Horace nodded cautiously.
“Friend of yours too, ain’t he?” The old man turned swiftly to Sir Isaac. “I asked his daughter to come to dinner—father couldn’t come. She ain’t here.”
He glared round the table for the absent girl.
“In a sense Sandford is a friend of mine,” said Sir Isaac no less cautiously, since he must make a statement in public without exactly knowing how the elder man felt on the subject of the absent guests; “at least, he’s a friend of a friend.”
“Black,” snarled Lord Verlond, “bucket-shop swindler—are you in it?”

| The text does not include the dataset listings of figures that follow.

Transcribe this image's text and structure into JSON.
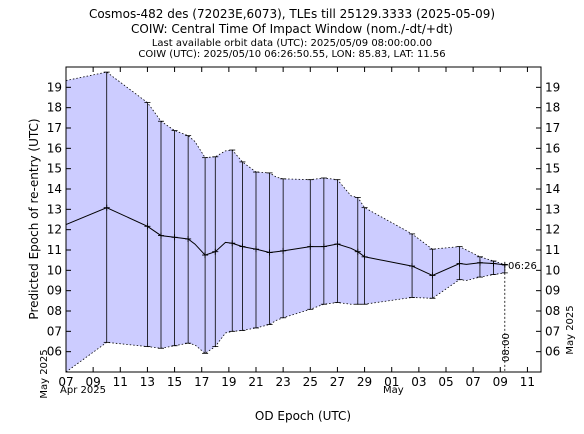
{
  "titles": {
    "line1": "Cosmos-482 des (72023E,6073), TLEs till 25129.3333 (2025-05-09)",
    "line2": "COIW: Central Time Of Impact Window (nom./-dt/+dt)",
    "line3": "Last available orbit data (UTC): 2025/05/09 08:00:00.00",
    "line4": "COIW (UTC): 2025/05/10 06:26:50.55, LON: 85.83, LAT: 11.56"
  },
  "colors": {
    "band_fill": "#ccccff",
    "line": "#000000"
  },
  "chart_data": {
    "type": "line",
    "xlabel": "OD Epoch (UTC)",
    "ylabel": "Predicted Epoch of re-entry (UTC)",
    "y_side_label_left": "May 2025",
    "y_side_label_right": "May 2025",
    "x_month_labels": [
      "Apr 2025",
      "May"
    ],
    "x_tick_labels": [
      "07",
      "09",
      "11",
      "13",
      "15",
      "17",
      "19",
      "21",
      "23",
      "25",
      "27",
      "29",
      "01",
      "03",
      "05",
      "07",
      "09",
      "11"
    ],
    "y_tick_labels": [
      "06",
      "07",
      "08",
      "09",
      "10",
      "11",
      "12",
      "13",
      "14",
      "15",
      "16",
      "17",
      "18",
      "19"
    ],
    "xlim": [
      "2025-04-07",
      "2025-05-12"
    ],
    "ylim": [
      "2025-05-05",
      "2025-05-20"
    ],
    "last_orbit_marker": "08:00",
    "final_impact_marker": "06:26",
    "grid": false,
    "series": [
      {
        "x": [
          "2025-04-06 00:00",
          "2025-04-10 00:00",
          "2025-04-13 00:00",
          "2025-04-14 00:00",
          "2025-04-15 00:00",
          "2025-04-16 00:00",
          "2025-04-16 12:00",
          "2025-04-17 06:00",
          "2025-04-18 00:00",
          "2025-04-18 18:00",
          "2025-04-19 06:00",
          "2025-04-20 00:00",
          "2025-04-21 00:00",
          "2025-04-22 00:00",
          "2025-04-22 12:00",
          "2025-04-23 00:00",
          "2025-04-25 00:00",
          "2025-04-26 00:00",
          "2025-04-27 00:00",
          "2025-04-28 00:00",
          "2025-04-28 12:00",
          "2025-04-29 00:00",
          "2025-05-02 12:00",
          "2025-05-04 00:00",
          "2025-05-06 00:00",
          "2025-05-06 12:00",
          "2025-05-07 12:00",
          "2025-05-08 12:00",
          "2025-05-09 08:00"
        ],
        "nominal": [
          "2025-05-12 06:00",
          "2025-05-13 02:00",
          "2025-05-12 04:00",
          "2025-05-11 17:00",
          "2025-05-11 15:00",
          "2025-05-11 13:00",
          "2025-05-11 07:00",
          "2025-05-10 18:00",
          "2025-05-10 22:00",
          "2025-05-11 09:00",
          "2025-05-11 08:00",
          "2025-05-11 04:00",
          "2025-05-11 01:00",
          "2025-05-10 21:00",
          "2025-05-10 22:00",
          "2025-05-10 23:00",
          "2025-05-11 04:00",
          "2025-05-11 04:00",
          "2025-05-11 07:00",
          "2025-05-11 02:00",
          "2025-05-10 22:00",
          "2025-05-10 16:00",
          "2025-05-10 05:00",
          "2025-05-09 18:00",
          "2025-05-10 08:00",
          "2025-05-10 07:00",
          "2025-05-10 09:00",
          "2025-05-10 08:00",
          "2025-05-10 06:26"
        ],
        "minus_dt": [
          "2025-05-05 00:00",
          "2025-05-06 11:00",
          "2025-05-06 06:00",
          "2025-05-06 04:00",
          "2025-05-06 07:00",
          "2025-05-06 10:00",
          "2025-05-06 08:00",
          "2025-05-05 22:00",
          "2025-05-06 06:00",
          "2025-05-06 22:00",
          "2025-05-07 00:00",
          "2025-05-07 01:00",
          "2025-05-07 04:00",
          "2025-05-07 08:00",
          "2025-05-07 13:00",
          "2025-05-07 16:00",
          "2025-05-08 02:00",
          "2025-05-08 08:00",
          "2025-05-08 10:00",
          "2025-05-08 08:00",
          "2025-05-08 08:00",
          "2025-05-08 08:00",
          "2025-05-08 16:00",
          "2025-05-08 15:00",
          "2025-05-09 13:00",
          "2025-05-09 12:00",
          "2025-05-09 16:00",
          "2025-05-09 19:00",
          "2025-05-09 21:00"
        ],
        "plus_dt": [
          "2025-05-19 08:00",
          "2025-05-19 18:00",
          "2025-05-18 06:00",
          "2025-05-17 08:00",
          "2025-05-16 21:00",
          "2025-05-16 15:00",
          "2025-05-16 08:00",
          "2025-05-15 13:00",
          "2025-05-15 14:00",
          "2025-05-15 21:00",
          "2025-05-15 22:00",
          "2025-05-15 08:00",
          "2025-05-14 20:00",
          "2025-05-14 19:00",
          "2025-05-14 14:00",
          "2025-05-14 12:00",
          "2025-05-14 11:00",
          "2025-05-14 13:00",
          "2025-05-14 11:00",
          "2025-05-13 16:00",
          "2025-05-13 14:00",
          "2025-05-13 02:00",
          "2025-05-11 19:00",
          "2025-05-11 01:00",
          "2025-05-11 04:00",
          "2025-05-11 00:00",
          "2025-05-10 16:00",
          "2025-05-10 11:00",
          "2025-05-10 07:00"
        ],
        "error_bars": [
          "2025-04-10 00:00",
          "2025-04-13 00:00",
          "2025-04-14 00:00",
          "2025-04-15 00:00",
          "2025-04-16 00:00",
          "2025-04-17 06:00",
          "2025-04-18 00:00",
          "2025-04-19 06:00",
          "2025-04-20 00:00",
          "2025-04-21 00:00",
          "2025-04-22 00:00",
          "2025-04-23 00:00",
          "2025-04-25 00:00",
          "2025-04-26 00:00",
          "2025-04-27 00:00",
          "2025-04-28 12:00",
          "2025-04-29 00:00",
          "2025-05-02 12:00",
          "2025-05-04 00:00",
          "2025-05-06 00:00",
          "2025-05-07 12:00",
          "2025-05-08 12:00",
          "2025-05-09 08:00"
        ]
      }
    ]
  }
}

“I have practically severed my connection with him,” Sir Isaac hastened to say.
Verlond grinned.
“That means he’s broke,” he said, and turned to Horace. “Sandford’s full of praise for a policeman who’s mad keen on his girl—friend of yours?”
Horace nodded.
“He’s a great friend of mine,” he said quietly.
“Who is he?”
“Oh, he’s a policeman,” said Horace.
“And I suppose he’s got two legs and a head and a pair of arms,” said the earl. “You’re too full of information—I know he’s a policeman. Everybody seems to be talking about him. Now, what does he do, where does he come from—what the devil does it all mean?”
“I’m afraid I can’t give you any information,” said Horace. “The only thing that I am absolutely certain about in my own mind is that he is a gentleman.”
“A gentleman and a policeman?” asked the earl incredulously.
Horace nodded.
“A new profession for the younger son, eh?” remarked Lord Verlond sardonically. “No more running away and joining the army; no more serving before the mast; no more cow-punching on the pampas—”
A look of pain came into Lady Mary’s eyes. The old lord swung round on her.
“Sorry” he growled. “I wasn’t thinking of that young fool. No more dashing away to the ends of the earth for the younger son; no dying picturesquely in the Cape Mounted Rifles, or turning up at an appropriate hour with a bag of bullion under each arm to save the family from ruin. Join the police force, that’s the game. You ought to write a novel about that: a man who can write letters to the sporting papers can write anything.”